As Trung Phan points out in this post on X, Taylor Swift’s concert tour made over $2 billion in ticket revenue — so not including merchandise, etc. That’s almost twice as much as the previous highest-grossing tour, which was U2 with $1.1 billion, and their tour was only two years ago. Even if you factor in higher ticket prices due to inflation etc. that is a massive increase.

According to People, Taylor has handed out close to $200 million in bonuses to the performers in her tour, and to the truck drivers and other staff.

Pokémon Go set off a wave of paranoia in US intelligence

From Foreign Policy: “As the game’s popularity exploded, pokémon materialized at NSA headquarters; near America’s top-secret nuclear weapons laboratories in New Mexico; and at covert CIA facilities in northern Virginia, thanks to ardent devotees of the game working there.This set off alarm bells for U.S. counterintelligence officials. Why were pokémon appearing at such sensitive locations? Could this conspicuous placement be evidence of some sort of malicious intent? Could the app be functioning as a targeted spying tool, as part of a “Pokémon Go hack me” scheme? Security experts from the CIA, NSA, and Energy Department (which manages the country’s nuclear arsenal) subsequently sent memos instructing colleagues to stop playing Pokémon Go at their workplaces—and perhaps entirely.

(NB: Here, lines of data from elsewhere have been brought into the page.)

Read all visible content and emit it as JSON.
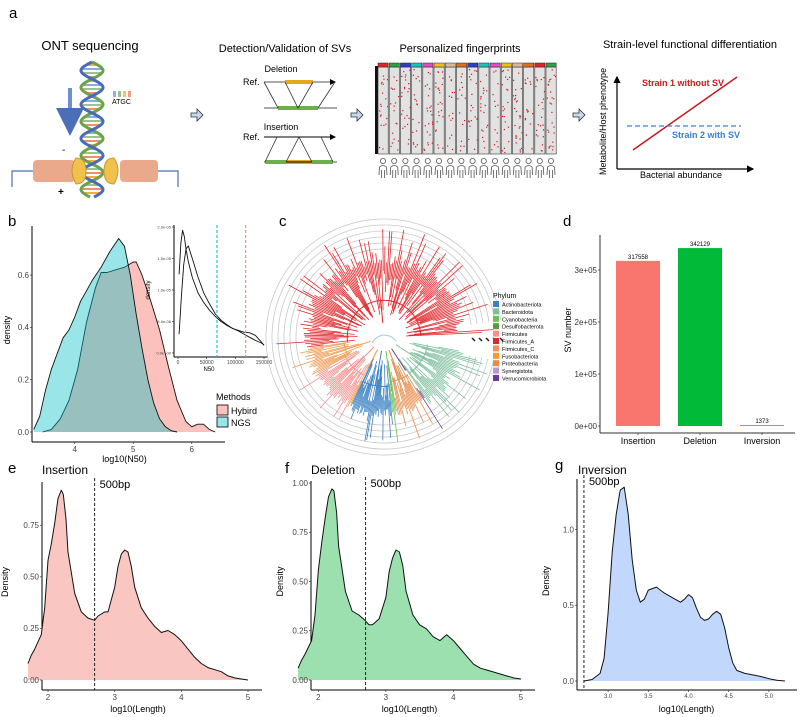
{
  "panel_labels": {
    "a": "a",
    "b": "b",
    "c": "c",
    "d": "d",
    "e": "e",
    "f": "f",
    "g": "g"
  },
  "panel_a": {
    "ont_title": "ONT sequencing",
    "bases_label": "ATGC",
    "minus_sign": "-",
    "plus_sign": "+",
    "detection_title": "Detection/Validation of SVs",
    "ref_label": "Ref.",
    "deletion_label": "Deletion",
    "insertion_label": "Insertion",
    "fingerprints_title": "Personalized fingerprints",
    "fingerprint_columns": 16,
    "fingerprint_header_colors": [
      "#e8202a",
      "#2ea043",
      "#2b3fc9",
      "#19c4c0",
      "#e44bc8",
      "#f2c012",
      "#e0b890",
      "#e07020",
      "#2b3fc9",
      "#19c4c0",
      "#e44bc8",
      "#f2c012",
      "#e0b890",
      "#e07020",
      "#e8202a",
      "#2ea043"
    ],
    "strain_title": "Strain-level functional differentiation",
    "strain_y_label": "Metabolite/Host phenotype",
    "strain_x_label": "Bacterial abundance",
    "strain1_label": "Strain 1 without SV",
    "strain2_label": "Strain 2 with SV",
    "strain1_color": "#c8191e",
    "strain2_color": "#3a7fd0"
  },
  "panel_c": {
    "legend_title": "Phylum",
    "legend": [
      {
        "name": "Actinobacteriota",
        "color": "#3b82c4"
      },
      {
        "name": "Bacteroidota",
        "color": "#7fbf9e"
      },
      {
        "name": "Cyanobacteria",
        "color": "#6abf5a"
      },
      {
        "name": "Desulfobacterota",
        "color": "#5a9a3c"
      },
      {
        "name": "Firmicutes",
        "color": "#f4908f"
      },
      {
        "name": "Firmicutes_A",
        "color": "#e3262b"
      },
      {
        "name": "Firmicutes_C",
        "color": "#f39060"
      },
      {
        "name": "Fusobacteriota",
        "color": "#f89a2a"
      },
      {
        "name": "Proteobacteria",
        "color": "#e88c4a"
      },
      {
        "name": "Synergistota",
        "color": "#b99ad0"
      },
      {
        "name": "Verrucomicrobiota",
        "color": "#6a3d9a"
      }
    ]
  },
  "chart_data": [
    {
      "id": "b",
      "type": "area",
      "title": "",
      "xlabel": "log10(N50)",
      "ylabel": "density",
      "xlim": [
        3.2,
        6.5
      ],
      "ylim": [
        0,
        0.78
      ],
      "xticks": [
        4,
        5,
        6
      ],
      "yticks": [
        0.0,
        0.2,
        0.4,
        0.6
      ],
      "ytick_labels": [
        "0.0",
        "0.2",
        "0.4",
        "0.6"
      ],
      "legend_title": "Methods",
      "legend_position": "right",
      "series": [
        {
          "name": "Hybird",
          "color": "#f8766d",
          "fill": "rgba(248,118,109,0.45)",
          "x": [
            3.45,
            3.6,
            3.75,
            3.9,
            4.05,
            4.2,
            4.35,
            4.45,
            4.55,
            4.7,
            4.85,
            5.0,
            5.05,
            5.15,
            5.3,
            5.45,
            5.6,
            5.75,
            5.9,
            6.0,
            6.1,
            6.2,
            6.3,
            6.4
          ],
          "y": [
            0.0,
            0.01,
            0.05,
            0.12,
            0.24,
            0.42,
            0.55,
            0.61,
            0.61,
            0.62,
            0.63,
            0.65,
            0.65,
            0.6,
            0.5,
            0.39,
            0.25,
            0.12,
            0.04,
            0.02,
            0.03,
            0.03,
            0.01,
            0.0
          ]
        },
        {
          "name": "NGS",
          "color": "#00bfc4",
          "fill": "rgba(0,191,196,0.4)",
          "x": [
            3.3,
            3.4,
            3.5,
            3.6,
            3.7,
            3.8,
            3.9,
            4.0,
            4.1,
            4.2,
            4.3,
            4.45,
            4.6,
            4.75,
            4.85,
            4.95,
            5.05,
            5.15,
            5.25,
            5.35,
            5.45,
            5.55,
            5.65,
            5.75
          ],
          "y": [
            0.01,
            0.06,
            0.16,
            0.24,
            0.3,
            0.36,
            0.39,
            0.44,
            0.5,
            0.54,
            0.58,
            0.63,
            0.69,
            0.74,
            0.71,
            0.6,
            0.45,
            0.32,
            0.2,
            0.11,
            0.05,
            0.02,
            0.005,
            0.0
          ]
        }
      ]
    },
    {
      "id": "b-inset",
      "type": "area",
      "xlabel": "N50",
      "ylabel": "density",
      "xlim": [
        0,
        150000
      ],
      "ylim": [
        0,
        2e-05
      ],
      "xticks": [
        0,
        50000,
        100000,
        150000
      ],
      "xtick_labels": [
        "0",
        "50000",
        "100000",
        "150000"
      ],
      "yticks": [
        0,
        5e-06,
        1e-05,
        1.5e-05,
        2e-05
      ],
      "ytick_labels": [
        "0.0e+00",
        "5.0e-06",
        "1.0e-05",
        "1.5e-05",
        "2.0e-05"
      ],
      "vlines": [
        {
          "x": 68000,
          "color": "#00bfc4"
        },
        {
          "x": 118000,
          "color": "#f8766d"
        }
      ],
      "series": [
        {
          "name": "Hybird",
          "color": "#f8766d",
          "x": [
            2000,
            6000,
            10000,
            14000,
            18000,
            25000,
            35000,
            45000,
            55000,
            65000,
            75000,
            85000,
            95000,
            105000,
            115000,
            125000,
            135000,
            145000,
            150000
          ],
          "y": [
            3e-06,
            9e-06,
            1.4e-05,
            1.65e-05,
            1.7e-05,
            1.5e-05,
            1.2e-05,
            9.5e-06,
            7.8e-06,
            6.2e-06,
            5.2e-06,
            4.5e-06,
            3.9e-06,
            3.6e-06,
            3.3e-06,
            3.2e-06,
            2.8e-06,
            1.8e-06,
            1.2e-06
          ]
        },
        {
          "name": "NGS",
          "color": "#00bfc4",
          "x": [
            2000,
            5000,
            8000,
            11000,
            14000,
            18000,
            25000,
            35000,
            45000,
            55000,
            65000,
            75000,
            85000,
            95000,
            105000,
            115000,
            125000,
            135000,
            145000,
            150000
          ],
          "y": [
            1.25e-05,
            1.75e-05,
            1.95e-05,
            1.85e-05,
            1.65e-05,
            1.45e-05,
            1.2e-05,
            9.5e-06,
            8e-06,
            6.8e-06,
            5.8e-06,
            5e-06,
            4.4e-06,
            3.9e-06,
            3.5e-06,
            3e-06,
            2.5e-06,
            2e-06,
            1.6e-06,
            1.3e-06
          ]
        }
      ]
    },
    {
      "id": "d",
      "type": "bar",
      "xlabel": "",
      "ylabel": "SV number",
      "categories": [
        "Insertion",
        "Deletion",
        "Inversion"
      ],
      "values": [
        317558,
        342129,
        1373
      ],
      "data_labels": [
        "317558",
        "342129",
        "1373"
      ],
      "colors": [
        "#f8766d",
        "#00ba38",
        "#619cff"
      ],
      "ylim": [
        0,
        350000
      ],
      "yticks": [
        0,
        100000,
        200000,
        300000
      ],
      "ytick_labels": [
        "0e+00",
        "1e+05",
        "2e+05",
        "3e+05"
      ]
    },
    {
      "id": "e",
      "type": "area",
      "title": "Insertion",
      "xlabel": "log10(Length)",
      "ylabel": "Density",
      "xlim": [
        1.55,
        5.15
      ],
      "ylim": [
        0,
        0.95
      ],
      "xticks": [
        2,
        3,
        4,
        5
      ],
      "yticks": [
        0,
        0.25,
        0.5,
        0.75
      ],
      "ytick_labels": [
        "0.00",
        "0.25",
        "0.50",
        "0.75"
      ],
      "color": "#f8766d",
      "fill": "#f9c6c1",
      "vline": {
        "x": 2.699,
        "label": "500bp"
      },
      "x": [
        1.7,
        1.75,
        1.8,
        1.9,
        1.95,
        2.0,
        2.05,
        2.1,
        2.15,
        2.2,
        2.23,
        2.27,
        2.3,
        2.4,
        2.5,
        2.6,
        2.7,
        2.75,
        2.8,
        2.85,
        2.9,
        3.0,
        3.05,
        3.1,
        3.15,
        3.2,
        3.25,
        3.3,
        3.4,
        3.5,
        3.6,
        3.7,
        3.8,
        3.9,
        4.0,
        4.1,
        4.2,
        4.3,
        4.4,
        4.5,
        4.6,
        4.7,
        4.8,
        4.9,
        5.0
      ],
      "y": [
        0.08,
        0.12,
        0.15,
        0.22,
        0.35,
        0.58,
        0.66,
        0.76,
        0.88,
        0.92,
        0.9,
        0.78,
        0.62,
        0.42,
        0.33,
        0.3,
        0.29,
        0.31,
        0.32,
        0.33,
        0.33,
        0.45,
        0.55,
        0.61,
        0.63,
        0.62,
        0.55,
        0.45,
        0.35,
        0.3,
        0.26,
        0.23,
        0.24,
        0.22,
        0.19,
        0.15,
        0.11,
        0.08,
        0.06,
        0.05,
        0.04,
        0.02,
        0.01,
        0.005,
        0.0
      ]
    },
    {
      "id": "f",
      "type": "area",
      "title": "Deletion",
      "xlabel": "log10(Length)",
      "ylabel": "Density",
      "xlim": [
        1.55,
        5.15
      ],
      "ylim": [
        0,
        1.0
      ],
      "xticks": [
        2,
        3,
        4,
        5
      ],
      "yticks": [
        0,
        0.25,
        0.5,
        0.75,
        1.0
      ],
      "ytick_labels": [
        "0.00",
        "0.25",
        "0.50",
        "0.75",
        "1.00"
      ],
      "color": "#00ba38",
      "fill": "#9be0ae",
      "vline": {
        "x": 2.699,
        "label": "500bp"
      },
      "x": [
        1.7,
        1.75,
        1.8,
        1.9,
        1.95,
        2.0,
        2.05,
        2.1,
        2.15,
        2.2,
        2.23,
        2.27,
        2.3,
        2.4,
        2.5,
        2.6,
        2.7,
        2.75,
        2.8,
        2.9,
        3.0,
        3.05,
        3.1,
        3.15,
        3.2,
        3.25,
        3.3,
        3.4,
        3.5,
        3.6,
        3.7,
        3.8,
        3.9,
        4.0,
        4.1,
        4.2,
        4.3,
        4.4,
        4.5,
        4.6,
        4.7,
        4.8,
        4.9,
        5.0
      ],
      "y": [
        0.06,
        0.1,
        0.13,
        0.2,
        0.33,
        0.56,
        0.7,
        0.82,
        0.93,
        0.97,
        0.96,
        0.85,
        0.68,
        0.45,
        0.35,
        0.33,
        0.3,
        0.28,
        0.28,
        0.31,
        0.42,
        0.55,
        0.62,
        0.66,
        0.65,
        0.58,
        0.45,
        0.33,
        0.28,
        0.26,
        0.22,
        0.2,
        0.23,
        0.2,
        0.16,
        0.12,
        0.08,
        0.06,
        0.05,
        0.04,
        0.03,
        0.02,
        0.01,
        0.005
      ]
    },
    {
      "id": "g",
      "type": "area",
      "title": "Inversion",
      "xlabel": "log10(Length)",
      "ylabel": "Density",
      "xlim": [
        2.65,
        5.3
      ],
      "ylim": [
        0,
        1.32
      ],
      "xticks": [
        3.0,
        3.5,
        4.0,
        4.5,
        5.0
      ],
      "xtick_labels": [
        "3.0",
        "3.5",
        "4.0",
        "4.5",
        "5.0"
      ],
      "yticks": [
        0,
        0.5,
        1.0
      ],
      "ytick_labels": [
        "0.0",
        "0.5",
        "1.0"
      ],
      "color": "#619cff",
      "fill": "#c1d8fc",
      "vline": {
        "x": 2.699,
        "label": "500bp"
      },
      "x": [
        2.7,
        2.8,
        2.9,
        2.95,
        3.0,
        3.05,
        3.1,
        3.15,
        3.2,
        3.25,
        3.3,
        3.35,
        3.4,
        3.45,
        3.5,
        3.6,
        3.7,
        3.8,
        3.9,
        3.95,
        4.0,
        4.05,
        4.1,
        4.15,
        4.2,
        4.25,
        4.3,
        4.35,
        4.4,
        4.45,
        4.5,
        4.55,
        4.6,
        4.7,
        4.8,
        4.9,
        5.0,
        5.1,
        5.2
      ],
      "y": [
        0.0,
        0.01,
        0.05,
        0.15,
        0.45,
        0.85,
        1.1,
        1.26,
        1.28,
        1.1,
        0.8,
        0.6,
        0.52,
        0.54,
        0.6,
        0.62,
        0.58,
        0.55,
        0.52,
        0.54,
        0.57,
        0.55,
        0.48,
        0.42,
        0.4,
        0.41,
        0.44,
        0.46,
        0.44,
        0.35,
        0.22,
        0.12,
        0.07,
        0.05,
        0.04,
        0.03,
        0.015,
        0.005,
        0.0
      ]
    }
  ]
}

JFK staged his own death in a James Bond–inspired movie just before he died

From Vanity Fair: “A visit to the website of the John F. Kennedy Library reveals a silent motion picture, some 16 minutes long, shot on the weekend of September 21 and 22, 1963. The footage depicts scenes of Kennedy, his family, and a few friends at various locations around Newport, Rhode Island. The first lady had made an unusual request. She explained that she and the president were making a humorous short film—a kind of spy movie. At one point, according to Landis, Jackie asked the agents to hurriedly drive up to the main house and react as if they had just heard shots. Landis says the agents entered the house and found the president lying on the floor in the foyer with ketchup smeared on him. Two months later, he was assassinated.”